If you want the derivative wrt the result of that function. As you mentioned in your question and want 5 as an answer, then that is what your first sample with
.retain_grad() gives you.
Hi @albanD, thank you for the reply. It does make sense to me to take the derivative of a function w.r.t another function even if we are not talking about functionals. After all, every variable is an identity function of itself: f(x,y) = x + y = I(x) + I(y), where I(.) is the identity function. So, df(x,y)/dx is just df(x,y)/dI(x). In the same vein, it does make sense to ask what df(x,y)/dg(x,y) is, where f(x,y) = x + y + xy = x + y + g(x,y), for example. The problem is that if the product xy changes, x and y could change individually or jointly, and there may be multiple ways by which this can happen for a given change in xy. This means that it’s not clear how to calculate df(x,y)/dg(x,y), since it’s not clear how to calculate dx/dg(x,y) and dy/dg(x,y) in the above example. It feels like a very simple problem and yet I’m at a loss.

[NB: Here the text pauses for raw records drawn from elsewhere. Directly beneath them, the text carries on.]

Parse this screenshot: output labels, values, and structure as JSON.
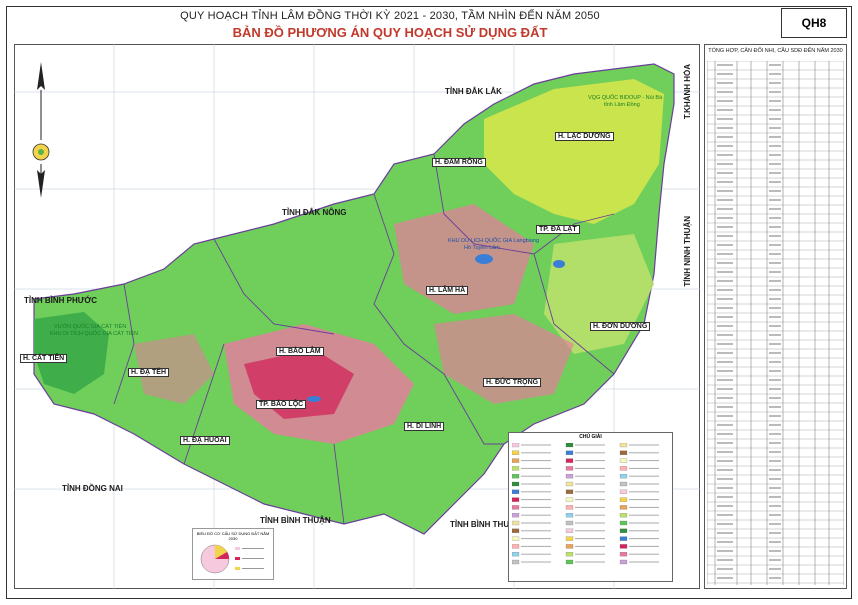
{
  "header": {
    "line1": "QUY HOẠCH TỈNH LÂM ĐỒNG THỜI KỲ 2021 - 2030, TẦM NHÌN ĐẾN NĂM 2050",
    "line2": "BẢN ĐỒ PHƯƠNG ÁN QUY HOẠCH SỬ DỤNG ĐẤT",
    "code": "QH8"
  },
  "labels": {
    "dak_lak": "TỈNH ĐẮK LẮK",
    "khanh_hoa": "T.KHÁNH HÒA",
    "ninh_thuan": "TỈNH NINH THUẬN",
    "dak_nong": "TỈNH ĐẮK NÔNG",
    "binh_phuoc": "TỈNH BÌNH PHƯỚC",
    "dong_nai": "TỈNH ĐỒNG NAI",
    "binh_thuan_1": "TỈNH BÌNH THUẬN",
    "binh_thuan_2": "TỈNH BÌNH THUẬN",
    "lac_duong": "H. LẠC DƯƠNG",
    "dam_rong": "H. ĐAM RÔNG",
    "da_lat": "TP. ĐÀ LẠT",
    "lam_ha": "H. LÂM HÀ",
    "don_duong": "H. ĐƠN DƯƠNG",
    "duc_trong": "H. ĐỨC TRỌNG",
    "bao_lam": "H. BẢO LÂM",
    "bao_loc": "TP. BẢO LỘC",
    "di_linh": "H. DI LINH",
    "da_huoai": "H. ĐẠ HUOAI",
    "da_teh": "H. ĐẠ TẺH",
    "cat_tien": "H. CÁT TIÊN",
    "bidoup_1": "VQG QUỐC BIDOUP - Núi Bà",
    "bidoup_2": "tỉnh Lâm Đồng",
    "tuyen_lam": "KHU DU LỊCH QUỐC GIA Langbiang",
    "tuyen_lam_2": "Hồ Tuyền Lâm",
    "cat_tien_np_1": "VƯỜN QUỐC GIA CÁT TIÊN",
    "cat_tien_np_2": "KHU DI TÍCH QUỐC GIA CÁT TIÊN"
  },
  "table": {
    "title": "TỔNG HỢP, CÂN ĐỐI NHI, CẦU SDĐ ĐẾN NĂM 2030"
  },
  "legend": {
    "title": "CHÚ GIẢI"
  },
  "pie": {
    "title": "BIỂU ĐỒ CƠ CẤU SỬ DỤNG ĐẤT NĂM 2030"
  },
  "colors": {
    "forest": "#5fc45a",
    "light_forest": "#9edc6a",
    "agri": "#f0a8c8",
    "dense_red": "#d2265a",
    "yellow_green": "#d9e84a",
    "boundary": "#6a3d9a",
    "water": "#3a7fd5",
    "outside": "#ffffff"
  }
}
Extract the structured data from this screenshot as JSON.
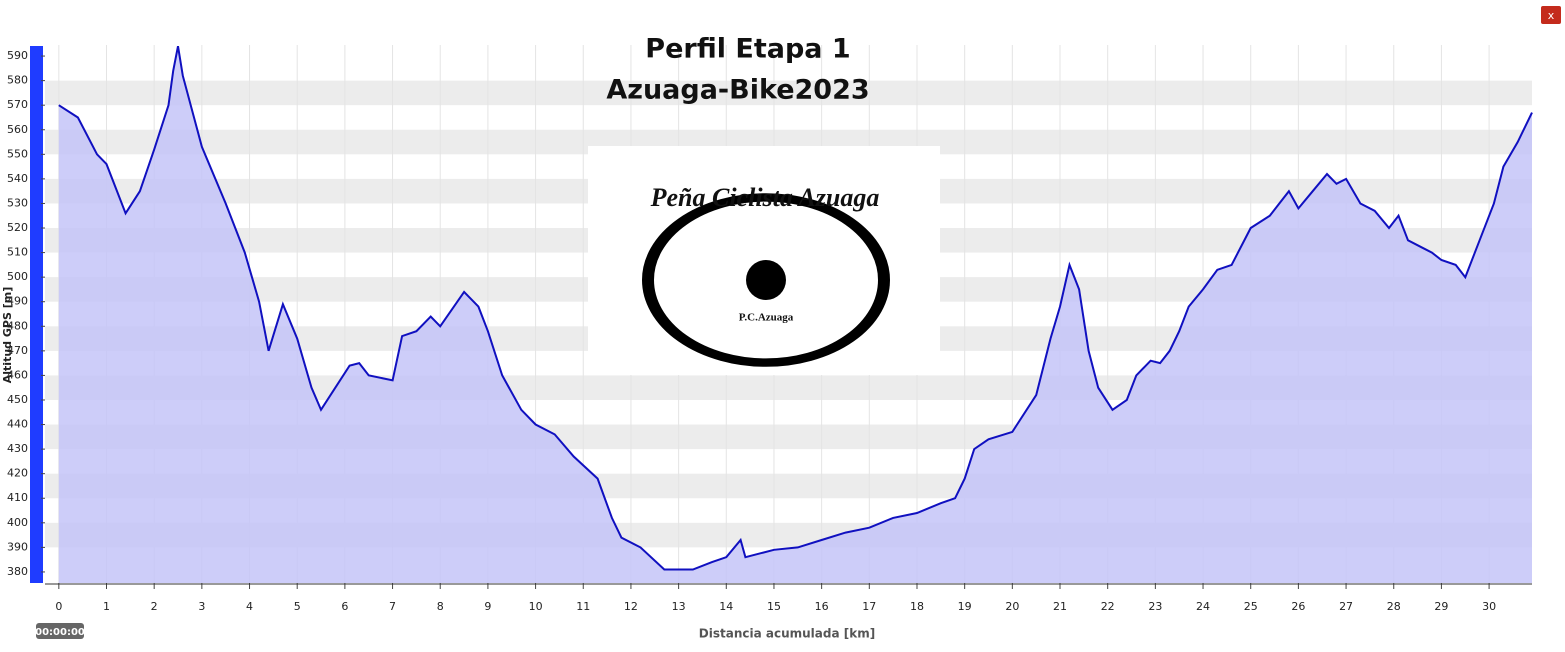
{
  "chart_data": {
    "type": "line",
    "title": "Perfil Etapa 1",
    "subtitle": "Azuaga-Bike2023",
    "y_label": "Altitud GPS [m]",
    "x_label": "Distancia acumulada [km]",
    "time_label": "00:00:00",
    "logo": {
      "top_text": "Peña Ciclista Azuaga",
      "bottom_text": "P.C.Azuaga"
    },
    "color": "#1010c0",
    "fill_color": "#c4c4f8",
    "xlim": [
      -0.29,
      30.9
    ],
    "ylim": [
      375.5,
      594.5
    ],
    "xticks": [
      0,
      1,
      2,
      3,
      4,
      5,
      6,
      7,
      8,
      9,
      10,
      11,
      12,
      13,
      14,
      15,
      16,
      17,
      18,
      19,
      20,
      21,
      22,
      23,
      24,
      25,
      26,
      27,
      28,
      29,
      30
    ],
    "yticks": [
      380,
      390,
      400,
      410,
      420,
      430,
      440,
      450,
      460,
      470,
      480,
      490,
      500,
      510,
      520,
      530,
      540,
      550,
      560,
      570,
      580,
      590
    ],
    "x": [
      0,
      0.4,
      0.8,
      1.0,
      1.4,
      1.7,
      2.0,
      2.3,
      2.4,
      2.5,
      2.6,
      3.0,
      3.5,
      3.9,
      4.2,
      4.4,
      4.7,
      5.0,
      5.3,
      5.5,
      5.8,
      6.1,
      6.3,
      6.5,
      7.0,
      7.2,
      7.5,
      7.8,
      8.0,
      8.5,
      8.8,
      9.0,
      9.3,
      9.7,
      10.0,
      10.4,
      10.8,
      11.3,
      11.6,
      11.8,
      12.2,
      12.7,
      13.3,
      13.7,
      14.0,
      14.3,
      14.4,
      15.0,
      15.5,
      16.0,
      16.5,
      17.0,
      17.5,
      18.0,
      18.5,
      18.8,
      19.0,
      19.2,
      19.5,
      20.0,
      20.5,
      20.8,
      21.0,
      21.2,
      21.4,
      21.6,
      21.8,
      22.1,
      22.4,
      22.6,
      22.9,
      23.1,
      23.3,
      23.5,
      23.7,
      24.0,
      24.3,
      24.6,
      25.0,
      25.4,
      25.6,
      25.8,
      26.0,
      26.3,
      26.6,
      26.8,
      27.0,
      27.3,
      27.6,
      27.9,
      28.1,
      28.3,
      28.6,
      28.8,
      29.0,
      29.3,
      29.5,
      29.8,
      30.1,
      30.3,
      30.6,
      30.9
    ],
    "values": [
      570,
      565,
      550,
      546,
      526,
      535,
      552,
      570,
      584,
      594,
      582,
      553,
      530,
      510,
      490,
      470,
      489,
      475,
      455,
      446,
      455,
      464,
      465,
      460,
      458,
      476,
      478,
      484,
      480,
      494,
      488,
      478,
      460,
      446,
      440,
      436,
      427,
      418,
      402,
      394,
      390,
      381,
      381,
      384,
      386,
      393,
      386,
      389,
      390,
      393,
      396,
      398,
      402,
      404,
      408,
      410,
      418,
      430,
      434,
      437,
      452,
      475,
      488,
      505,
      495,
      470,
      455,
      446,
      450,
      460,
      466,
      465,
      470,
      478,
      488,
      495,
      503,
      505,
      520,
      525,
      530,
      535,
      528,
      535,
      542,
      538,
      540,
      530,
      527,
      520,
      525,
      515,
      512,
      510,
      507,
      505,
      500,
      515,
      530,
      545,
      555,
      567
    ]
  }
}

The way I see it is the following:
I think there is a confusion here between a function and its value.
Derivatives have to be defined wrt an input of your function (you can check the definitions you linked).
So when you write,
df(x,y)/dg(x,y), the only way to make sense of this is to write
b = g(x,y). And
f(x, y, b). And your derivative is written as
df(x,y,b)/db to clearly see the fact that we derive wrt an input.
Given this new formulation, the derivatives that you want to compute is then clearer: When computing this derivative, you ignore any dependency of b in x or y.
Does this makes sense?
Hi again. Yes, I do fully understand why the output was -1 in my case. Clearly, that’s coming from the assumption that the variable b is an independent variable. But is it? Clearly, it’s not and that’s my principal concern. Isn’t it wrong to assume that by simply replacing the product xy with b in the equation f = x + y + xy, b becomes independent of x and y?
One can be more careful, and say that f = b/y + b/x + b, so df/db = 1/y + 1/x + 1. Still, by implying that d(b/y)/db = 1/y, we would have assumed that y is a constant – why should that be true?
This is another completely different function indeed.
But the fact that you have multiple possible interpretation only comes from the fact that your notation
df(x,y)/dg(x,y) is not a valid mathematical notation. You need to interpret it. And whichever way you interpret it, you will get a different function and so potentially different derivatives.